I am having trouble understanding some of the question. I am able to do the computations.
The question asks to find the Eigenvalues and the corresponding Eigenvectors of a matrix $A$, verify that the Eigenvectors are orthogonal, and then compute matrix multiplication.
I have found the Eigenvalues - $\lambda_1 =2$, $\lambda_2=4$, $\lambda_3=6$ - and corresponding Eigenvectors - $\boldsymbol{x_1}$, $\boldsymbol{x_2}$, $\boldsymbol{x_3}$ - of the matrix
$A = \begin{pmatrix} 3 & 0 & -1 \\ 0 & 6 & 0 \\ -1 & 0 & 3 \end{pmatrix}$ and is $P = \left( \frac{\boldsymbol{x_1}}{|\boldsymbol{x_1}|}, \frac{\boldsymbol{x_2}}{|\boldsymbol{x_2}|}, \frac{\boldsymbol{x_3}}{|\boldsymbol{x_3}|} \right)$.

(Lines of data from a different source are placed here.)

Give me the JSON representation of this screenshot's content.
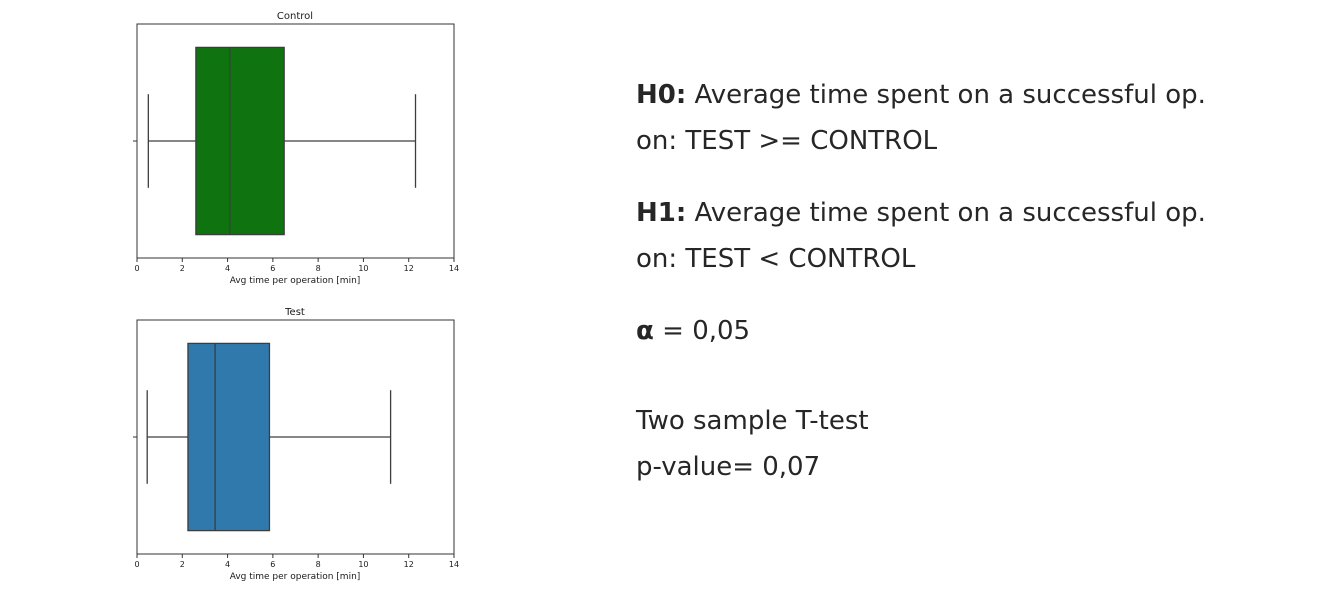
{
  "chart_data": [
    {
      "type": "box",
      "title": "Control",
      "xlabel": "Avg time per operation [min]",
      "xlim": [
        0,
        14
      ],
      "xticks": [
        "0",
        "2",
        "4",
        "6",
        "8",
        "10",
        "12",
        "14"
      ],
      "whisker_low": 0.5,
      "q1": 2.6,
      "median": 4.1,
      "q3": 6.5,
      "whisker_high": 12.3,
      "color": "#0f730f"
    },
    {
      "type": "box",
      "title": "Test",
      "xlabel": "Avg time per operation [min]",
      "xlim": [
        0,
        14
      ],
      "xticks": [
        "0",
        "2",
        "4",
        "6",
        "8",
        "10",
        "12",
        "14"
      ],
      "whisker_low": 0.45,
      "q1": 2.25,
      "median": 3.45,
      "q3": 5.85,
      "whisker_high": 11.2,
      "color": "#2f79ad"
    }
  ],
  "hypotheses": {
    "h0_label": "H0:",
    "h0_text": " Average time spent on a successful op.",
    "h0_line2": "on: TEST >= CONTROL",
    "h1_label": "H1:",
    "h1_text": " Average time spent on a successful op.",
    "h1_line2": "on: TEST < CONTROL",
    "alpha_symbol": "α",
    "alpha_text": " = 0,05",
    "test_name": "Two sample T-test",
    "p_value": "p-value= 0,07"
  }
}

I have verified that $\boldsymbol{x_1}$, $\boldsymbol{x_2}$, $\boldsymbol{x_3}$ are orthogonal.
My question is: how does $P$ represent a matrix and what significance does the fact that the three Eigenvectors are orthogonal have to the question?
The eigenvalue equaiton states $$\boldsymbol{A}\boldsymbol{v}_i=\lambda_i \boldsymbol{v}_i \quad \forall i=1,2,3$$ or in matrix notation $$\boldsymbol{A}[\boldsymbol{v}_1,\boldsymbol{v}_2,\boldsymbol{v}_3]=[\boldsymbol{v}_1,\boldsymbol{v}_2,\boldsymbol{v}_3]\text{diag}[\lambda_1,\lambda_2,\lambda_3] $$ $$\boldsymbol{AV}=\boldsymbol{V\Lambda},$$ in which $\boldsymbol{V}$ is the matrix containing the normalized eigenvectors as columns (in your question $\boldsymbol{P}$) and $\boldsymbol{\Lambda}$ is a diagonal matrix containing the eigenvalues of $\boldsymbol{A}$. As all your eigenvalues are distinct we know that we can choose the eigenvectors such that he matrix is a orthogonal matrix such that $\boldsymbol{V}^{-1} = \boldsymbol{V}^T$. Solving the previous equation for $\boldsymbol{\Lambda}$ results in
$$\boldsymbol{\Lambda} = \boldsymbol{V}^{-1}\boldsymbol{AV}=\boldsymbol{V}^{T}\boldsymbol{AV}.$$
Hence, we know that $\boldsymbol{V}^T\boldsymbol{AV}$ is nothing than a diagonal matrix $\boldsymbol{\Lambda}$.